Наши негры – цыгане, а вместо индейцев – свои могикане. Тут надо заметить, что Егудаил – последний, и к тому же самый, из селькупо-нганасанского рода. И – к чести его – не пошел в своего папу, который считал, что все на свете должны говорить на языке его еще не окончательно вымершего племени, пока там еще остается хоть один способный разговаривать (в данном случае он с малолетним отпрыском на руках). А посему говорить ни с кем не желал. Ни с одним не контачил народом, полагая, что народов много, а он один (Гудя еще говорить не умел и вообще был на редкость стеснительный мальчик, за неимением игрушек игравший только своими еще не выросшими причиндалами). «Вы постигайте мой язык, – говорил, бывало, Егудаил-старший, – там не ахти как много слов. Но тем не менее он тоже трудный, очень даже гортань устает. И ноги потом трясутся…» Так что не случайно сына потянуло к книгам.
Сейчас Гудя работает в одном из американских университетов. Как говорил Чингисхан: «Боишься – не делай, делаешь – не бойся!» Именно исходя из этого его главного постулата Гудя и ведет свой курс «Особенности вымирающих северных языков и основы эллоквенции – искусства художественной речи с точки зрения фаллоцентризма».

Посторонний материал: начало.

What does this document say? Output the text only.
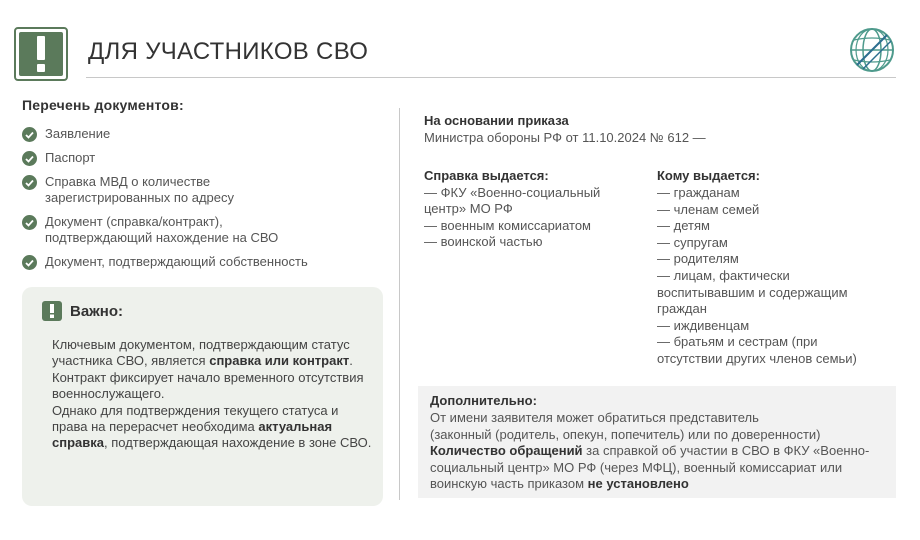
ДЛЯ УЧАСТНИКОВ СВО
Перечень документов:
Заявление
Паспорт
Справка МВД о количестве
зарегистрированных по адресу
Документ (справка/контракт),
подтверждающий нахождение на СВО
Документ, подтверждающий собственность
Важно:
Ключевым документом, подтверждающим статус участника СВО, является справка или контракт.
Контракт фиксирует начало временного отсутствия военнослужащего.
Однако для подтверждения текущего статуса и права на перерасчет необходима актуальная справка, подтверждающая нахождение в зоне СВО.
На основании приказа
Министра обороны РФ от 11.10.2024 № 612 —
Справка выдается:
— ФКУ «Военно-социальный
центр» МО РФ
— военным комиссариатом
— воинской частью
Кому выдается:
— гражданам
— членам семей
— детям
— супругам
— родителям
— лицам, фактически
воспитывавшим и содержащим
граждан
— иждивенцам
— братьям и сестрам (при
отсутствии других членов семьи)
Дополнительно:
От имени заявителя может обратиться представитель
(законный (родитель, опекун, попечитель) или по доверенности)
Количество обращений за справкой об участии в СВО в ФКУ «Военно-социальный центр» МО РФ (через МФЦ), военный комиссариат или воинскую часть приказом не установлено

«Интер цекус люскус реке – среди слепых и одноглазый – царь» – это было там, в его вымирающем прошлом, северном и бесперспективном, где даже сантехник с вантузом – уже интеллигент, а если еще и в очках, то вполне уже зрячий. У кинологов есть определение – длина клыка. Неизвестно, чем измерял Гудя степень своей агрессивности, но то, что он знал, что жизнь дается только один раз, а удается и того реже, – бесспорно. Поэтому на вопрос, что побудило его эмигрировать, он без запинки ответил: «Нет чуда неожиданности, без которой вдохновение и творчество умирают. И еще абстиненция – вечное похмелье советской жизни. И вообще, где эстетический и духовный экстаз, мать вашу так?!» – но это он уже позже взывал к советским властям, по «Голосу Америки», где в основном и звучали наши, сразу же окрепшие, голоса.